Après l’Atlantique, la mer des caraïbes a l’air d’un grand lac, à peine 24 heures pour arriver à destination. Port of Spain se trouve dans le Golfe de Paria, c’est la capitale de l’Etat de Trinidad et Tobago. Pour entrer dans le golfe, il faut passer par la « bouche du dragon », un passage de quelques kilomètres qui sépare l’île de Trinidad du Venezuela. Nous y arrivons à la nuit tombante. Sur le pont, la tension est déjà là. C’est Léni qui est de quart. Pour la première fois il a mis sa chemise blanche d’officier. Il calcule, vérifie le cap, scrute l’horizon avec ses jumelles. La nuit tombe vite. Côté Trinidad, les collines s’allument comme des guirlandes de Noël. Côté vénézuélien, c’est le noir absolu. Le commandant est inquiet. Il arpente sans arrêt le pont, une main en poche, l’autre tient une cigarette, allumée, toujours. C’est que la zone est dangereuse. Une de celles de tous les trafics, drogue surtout, qui vient de Colombie en passant par le Venezuela, Trinidad et destination l’Europe. Et quand tout est noir côté vénézuélien, c’est qu’une opération de passage est en cours, souvent de petites embarcations non identifiées, sans éclairage. Un philippin est venu en renfort sur le pont. Ils sont maintenant 3 à scruter la mer d’encre faiblement éclairée par la lumière de la lune, diffuse derrière une légère couche de nuages. Le radar de bord renvoie un écho, faible mais proche. On a réduit la vitesse à 12 nœuds. L’embarcation est repérée, assez loin, sans danger. Après être passé au large de forages pétroliers, on va droit vers le centre du golfe de Paria. Dans 2 miles on tournera sur la gauche à 90°, droit sur Port of Spain. On navigue entre les bateaux en rade, porte containers, gaziers, et quelques rafiots difficiles à définir. Les lumières de la ville s’étalent devant nous. A l’arrêt à notre point de rendez-vous, nous attendons le pilote qui nous conduira à bon port. Sans prévision, je vais dormir, certain d’être réveillé quand on se remettra en mouvement.


Les bruits métalliques d’une grue frappent à mon hublot.

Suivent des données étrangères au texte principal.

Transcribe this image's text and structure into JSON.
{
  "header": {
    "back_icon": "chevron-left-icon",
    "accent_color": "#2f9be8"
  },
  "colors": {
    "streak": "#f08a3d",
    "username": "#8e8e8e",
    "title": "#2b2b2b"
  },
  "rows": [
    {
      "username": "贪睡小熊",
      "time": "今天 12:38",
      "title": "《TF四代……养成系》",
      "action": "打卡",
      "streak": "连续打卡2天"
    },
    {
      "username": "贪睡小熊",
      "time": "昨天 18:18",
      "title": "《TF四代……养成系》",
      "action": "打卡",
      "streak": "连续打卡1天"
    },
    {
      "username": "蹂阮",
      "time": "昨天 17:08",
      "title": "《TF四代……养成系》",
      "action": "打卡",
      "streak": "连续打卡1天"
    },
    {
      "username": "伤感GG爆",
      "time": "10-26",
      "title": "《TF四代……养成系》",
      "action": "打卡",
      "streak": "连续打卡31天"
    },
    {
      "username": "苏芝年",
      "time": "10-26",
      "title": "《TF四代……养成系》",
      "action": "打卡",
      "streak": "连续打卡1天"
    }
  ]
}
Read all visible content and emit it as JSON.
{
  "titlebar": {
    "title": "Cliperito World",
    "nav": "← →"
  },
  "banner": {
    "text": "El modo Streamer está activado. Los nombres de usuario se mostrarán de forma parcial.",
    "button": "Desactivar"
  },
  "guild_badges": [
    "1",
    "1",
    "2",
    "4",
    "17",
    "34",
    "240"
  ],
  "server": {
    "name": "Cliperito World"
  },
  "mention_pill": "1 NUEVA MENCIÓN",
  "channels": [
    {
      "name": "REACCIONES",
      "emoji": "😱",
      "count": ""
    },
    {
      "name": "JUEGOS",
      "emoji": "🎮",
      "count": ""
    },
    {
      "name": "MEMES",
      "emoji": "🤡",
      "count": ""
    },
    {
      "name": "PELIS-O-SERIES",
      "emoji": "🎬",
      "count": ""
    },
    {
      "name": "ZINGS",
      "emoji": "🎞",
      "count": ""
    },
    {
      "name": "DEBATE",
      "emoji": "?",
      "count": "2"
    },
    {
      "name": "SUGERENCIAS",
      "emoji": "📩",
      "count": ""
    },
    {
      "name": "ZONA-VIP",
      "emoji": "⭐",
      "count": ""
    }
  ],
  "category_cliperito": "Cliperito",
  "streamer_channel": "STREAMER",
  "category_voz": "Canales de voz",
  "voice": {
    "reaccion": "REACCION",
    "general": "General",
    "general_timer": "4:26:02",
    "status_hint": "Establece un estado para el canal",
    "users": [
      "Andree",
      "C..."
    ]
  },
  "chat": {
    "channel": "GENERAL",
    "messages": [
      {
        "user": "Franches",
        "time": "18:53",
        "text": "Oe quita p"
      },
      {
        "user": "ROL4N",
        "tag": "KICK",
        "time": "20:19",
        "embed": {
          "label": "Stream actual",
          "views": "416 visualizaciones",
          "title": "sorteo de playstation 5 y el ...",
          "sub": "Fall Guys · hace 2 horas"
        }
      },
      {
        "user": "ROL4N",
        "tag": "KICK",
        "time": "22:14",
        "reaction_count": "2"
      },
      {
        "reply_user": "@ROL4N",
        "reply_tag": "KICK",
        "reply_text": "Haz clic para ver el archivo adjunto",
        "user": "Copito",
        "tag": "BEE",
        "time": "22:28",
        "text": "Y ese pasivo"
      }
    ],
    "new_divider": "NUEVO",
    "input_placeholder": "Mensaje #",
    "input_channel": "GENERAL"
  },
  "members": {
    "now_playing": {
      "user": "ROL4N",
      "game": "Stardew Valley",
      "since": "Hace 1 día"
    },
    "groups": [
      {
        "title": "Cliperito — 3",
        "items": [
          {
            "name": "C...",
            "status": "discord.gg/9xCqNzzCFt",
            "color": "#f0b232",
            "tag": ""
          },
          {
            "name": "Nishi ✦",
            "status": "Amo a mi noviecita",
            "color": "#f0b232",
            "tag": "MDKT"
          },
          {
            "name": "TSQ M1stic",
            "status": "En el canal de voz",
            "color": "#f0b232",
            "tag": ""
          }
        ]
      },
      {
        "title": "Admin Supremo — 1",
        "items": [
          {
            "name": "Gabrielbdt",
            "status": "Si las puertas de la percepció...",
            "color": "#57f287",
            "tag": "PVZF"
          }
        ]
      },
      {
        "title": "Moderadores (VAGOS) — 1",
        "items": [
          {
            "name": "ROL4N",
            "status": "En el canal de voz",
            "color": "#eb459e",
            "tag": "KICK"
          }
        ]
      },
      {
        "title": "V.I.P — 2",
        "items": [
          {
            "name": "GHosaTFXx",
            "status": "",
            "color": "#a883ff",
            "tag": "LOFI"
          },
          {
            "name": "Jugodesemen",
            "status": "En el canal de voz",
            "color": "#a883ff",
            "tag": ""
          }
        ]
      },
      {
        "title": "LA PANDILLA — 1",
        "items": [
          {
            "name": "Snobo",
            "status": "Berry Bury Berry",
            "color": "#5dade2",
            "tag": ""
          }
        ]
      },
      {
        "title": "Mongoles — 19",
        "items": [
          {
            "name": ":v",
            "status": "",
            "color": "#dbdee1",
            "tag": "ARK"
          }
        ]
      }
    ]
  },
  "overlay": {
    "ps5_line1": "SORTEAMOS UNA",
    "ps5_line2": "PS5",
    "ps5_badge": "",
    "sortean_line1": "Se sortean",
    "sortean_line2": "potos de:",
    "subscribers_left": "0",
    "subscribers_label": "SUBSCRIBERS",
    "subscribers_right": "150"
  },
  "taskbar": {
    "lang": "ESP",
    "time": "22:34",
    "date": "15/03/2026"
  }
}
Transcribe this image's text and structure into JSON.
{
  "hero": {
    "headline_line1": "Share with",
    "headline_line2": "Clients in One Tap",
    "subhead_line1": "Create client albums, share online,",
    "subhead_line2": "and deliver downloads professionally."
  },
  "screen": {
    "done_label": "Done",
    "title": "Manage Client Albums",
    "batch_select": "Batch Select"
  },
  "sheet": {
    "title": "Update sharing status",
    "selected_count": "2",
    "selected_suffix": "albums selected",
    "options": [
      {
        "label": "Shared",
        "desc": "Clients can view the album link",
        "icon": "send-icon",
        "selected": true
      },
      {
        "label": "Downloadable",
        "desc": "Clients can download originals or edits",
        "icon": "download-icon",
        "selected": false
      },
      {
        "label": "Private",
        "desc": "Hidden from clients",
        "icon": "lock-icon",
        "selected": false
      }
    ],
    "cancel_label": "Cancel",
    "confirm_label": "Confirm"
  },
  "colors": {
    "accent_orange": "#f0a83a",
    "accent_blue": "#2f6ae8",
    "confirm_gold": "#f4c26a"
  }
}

Il est 6 heures, nous sommes à quai. Je n’ai rien vu, rien senti. Le bleu du ciel tranche sur le brun sale des containers rangés par milliers sur le quai et sur le noir de l’asphalte, lacéré de longues traînées d’eau aux reflets mauves, jaunes et bleus de gasoil.


Les grues sont déjà au travail, on restera au moins la journée à Port of Spain. En quelques heures, j’ai fait le tour du centre, vu les quelques bâtiments historiques qui survivent, églises, parlement, un parc, autant d’hommages éternels aux anglais et cette étonnante petite maison ridiculement minuscule, témoignage du passage des espagnols, 2 fenêtres, une porte sur une façade ocre. Sic transit Gloria Mundi !


La ville se réveille doucement. Des bancs publics ou des entrées d’immeubles émerge une foule d’endormis que quelques vêtements recouvrent et beaucoup de crasse protège. D’autres, la bouche ouverte dans leur vomi, font la grasse matinée. C’est vrai, on est dimanche. J’avais presque perdu la notion du temps.


Depuis près de quatre mois, un couvre-feu a été décrété entre 23 heures et 6 heures du matin pour lutter contre la criminalité, assassinats, tueries et trafics divers. Je croyais les couvre-feux réservés aux généraux pour pouvoir mieux poser leurs bottes et tuer en toute discrétion mais ici, c’est pour mater la racaille sans foi ni loi, celle d’en bas. La racaille d’en haut, en costume trois pièces, s’est donné trois mois pour mater la racaille d’en bas. Je ne connaîtrai donc pas ici de folles nuits d’ivresse.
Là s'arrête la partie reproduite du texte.